Mesmo assim, acho que essa não é uma batalha sobre inteligência, mas sobre custos. E a grande verdade é que não sabemos até o momento o custo real desses modelos. As principais empresas hoje no mercado, principalmente a OpenAI, mantem tanto o código-fonte quanto os seus estudos fechados. A verdade é que ninguém garante que o o3-mini tenha um custo realmente barato ou se, dada a concorrência, a OpenAI decidiu absorver os custos. Esses custos se desdobram em muitos fatores, com em custos computacionais (energia, nuvem, hardwares especializados); custos de desenvolvimento (especialistas em IA, cientistas de dados) e custos de manutenção (atualização constante dos modelos, construção de agentes de IA). Tudo isso influencia o preço final que será repassado ao usuário que hoje certamente é suprimido.
O que posso dizer é que, atualmente, para você montar a equação ainda não é possível, tal como fazer um software de valor do zero (vamos tirar como produto dessa equação softwares triviais e API/s baseadas em CRUD). Mesmo que tente fazer agentes especializados para micro-tarefas, o custo ainda é maior do que contratar um desenvolvedor mid-level que já vai ter todas as atividades "integradas no seu cérebro".
Minha opinião é clara. Os custos com IA ainda são explosivos, mas, por razões óbvias, a galera está queimando dinheiro para criar uma dependência em massa e, em algum momento, vão repassar os custos. Será que esse custo ainda será mais econômico do que manter um ou mais desenvolvedores? Essa é a verdadeira questão que vai definir o rumo da carreira na área.

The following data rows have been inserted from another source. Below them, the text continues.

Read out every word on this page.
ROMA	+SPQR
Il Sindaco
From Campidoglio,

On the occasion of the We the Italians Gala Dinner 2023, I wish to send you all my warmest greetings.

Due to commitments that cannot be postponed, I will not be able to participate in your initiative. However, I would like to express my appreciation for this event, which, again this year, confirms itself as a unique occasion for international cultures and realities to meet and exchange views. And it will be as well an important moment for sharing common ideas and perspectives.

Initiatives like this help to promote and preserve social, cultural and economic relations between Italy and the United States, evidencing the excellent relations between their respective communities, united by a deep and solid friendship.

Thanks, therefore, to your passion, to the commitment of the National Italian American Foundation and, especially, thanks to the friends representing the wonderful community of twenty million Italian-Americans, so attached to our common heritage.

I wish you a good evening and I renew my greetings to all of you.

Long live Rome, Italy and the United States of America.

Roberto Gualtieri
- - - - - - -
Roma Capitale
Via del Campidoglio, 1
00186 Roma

Tudo isso me leva a uma reflexão final para os que temem a IA. Quanto mais dependente você for hoje da IA, menos capacidade de resolver problemas você terá. Se você faz o trivial, sabe o trivial e se limita a isso preenchendo as lacunas que faltam com a terceirização completa do seu trabalho para as atuais LLM, nesse caso, é bom mesmo que você tenha medo.

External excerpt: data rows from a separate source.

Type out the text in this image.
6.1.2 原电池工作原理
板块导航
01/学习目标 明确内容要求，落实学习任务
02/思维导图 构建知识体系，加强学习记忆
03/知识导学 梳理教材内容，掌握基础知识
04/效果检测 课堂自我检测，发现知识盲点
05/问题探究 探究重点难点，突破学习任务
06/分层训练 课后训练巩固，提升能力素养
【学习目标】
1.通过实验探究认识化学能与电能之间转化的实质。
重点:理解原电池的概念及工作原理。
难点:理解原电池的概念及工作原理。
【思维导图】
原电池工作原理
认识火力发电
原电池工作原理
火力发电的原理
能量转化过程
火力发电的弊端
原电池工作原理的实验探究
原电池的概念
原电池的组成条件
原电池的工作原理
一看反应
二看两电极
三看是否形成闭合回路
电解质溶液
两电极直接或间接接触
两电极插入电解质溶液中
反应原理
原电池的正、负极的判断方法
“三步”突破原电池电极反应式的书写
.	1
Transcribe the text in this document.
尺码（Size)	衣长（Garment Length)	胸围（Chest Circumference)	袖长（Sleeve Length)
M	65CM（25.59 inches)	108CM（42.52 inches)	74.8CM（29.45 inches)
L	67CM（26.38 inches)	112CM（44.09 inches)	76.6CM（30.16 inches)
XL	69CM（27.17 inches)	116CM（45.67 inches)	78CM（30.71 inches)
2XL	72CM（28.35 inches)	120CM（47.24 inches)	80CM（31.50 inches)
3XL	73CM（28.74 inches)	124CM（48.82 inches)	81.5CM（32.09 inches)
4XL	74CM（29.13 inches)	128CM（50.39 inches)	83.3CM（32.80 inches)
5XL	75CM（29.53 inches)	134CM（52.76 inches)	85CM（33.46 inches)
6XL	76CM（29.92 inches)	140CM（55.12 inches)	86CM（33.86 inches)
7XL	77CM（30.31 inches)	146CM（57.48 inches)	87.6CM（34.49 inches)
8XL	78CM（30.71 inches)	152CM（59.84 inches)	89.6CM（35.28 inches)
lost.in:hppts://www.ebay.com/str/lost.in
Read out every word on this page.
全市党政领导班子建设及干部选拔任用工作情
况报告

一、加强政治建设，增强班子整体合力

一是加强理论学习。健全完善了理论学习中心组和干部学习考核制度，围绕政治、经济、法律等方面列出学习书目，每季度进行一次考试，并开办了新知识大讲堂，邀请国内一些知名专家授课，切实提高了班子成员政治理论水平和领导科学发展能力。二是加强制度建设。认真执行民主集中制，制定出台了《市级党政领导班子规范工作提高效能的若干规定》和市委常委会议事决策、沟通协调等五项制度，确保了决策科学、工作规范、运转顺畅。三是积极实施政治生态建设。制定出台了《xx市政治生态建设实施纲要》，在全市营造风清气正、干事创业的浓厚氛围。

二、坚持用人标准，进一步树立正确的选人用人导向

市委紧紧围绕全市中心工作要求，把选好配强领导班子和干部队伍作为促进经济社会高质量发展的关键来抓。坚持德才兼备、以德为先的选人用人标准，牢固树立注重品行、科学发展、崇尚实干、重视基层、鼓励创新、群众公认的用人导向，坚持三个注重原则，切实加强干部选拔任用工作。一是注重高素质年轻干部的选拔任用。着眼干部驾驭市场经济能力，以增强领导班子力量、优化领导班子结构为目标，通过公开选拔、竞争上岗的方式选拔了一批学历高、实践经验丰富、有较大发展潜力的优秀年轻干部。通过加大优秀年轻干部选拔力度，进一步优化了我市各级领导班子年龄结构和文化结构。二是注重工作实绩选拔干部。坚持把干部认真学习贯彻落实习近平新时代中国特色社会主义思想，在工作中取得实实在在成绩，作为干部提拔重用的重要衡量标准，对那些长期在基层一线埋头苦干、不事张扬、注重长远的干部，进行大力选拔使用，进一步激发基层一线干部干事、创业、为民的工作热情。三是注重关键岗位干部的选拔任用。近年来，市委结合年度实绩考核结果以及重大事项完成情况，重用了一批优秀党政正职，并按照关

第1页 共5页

Se você ainda está se desenvolvendo como profissional, recomendo que começa a adotar limites no uso. Tente resolver um problema antes de recorrer a IA. Evite copiar/colar sem entender o contexto do que está sendo feito. Tenha cuidado para não acreditar 100% do que está sendo entregue. Sempre valide o que está sendo entregue. Saber resolver problemas e propor soluções adequadas é o grande cerne da nossa profissão.
O mercado certamente vai aparar todos aqueles que entraram na profissão porque fizeram um cursinho aqui e outro lá. E o espaço vai ficar para aqueles que se destacam, tem experiência, formação completa e uma capacidade insuperável (por enquanto) de resolver problemas... até, quem sabe, a equação esteja completa.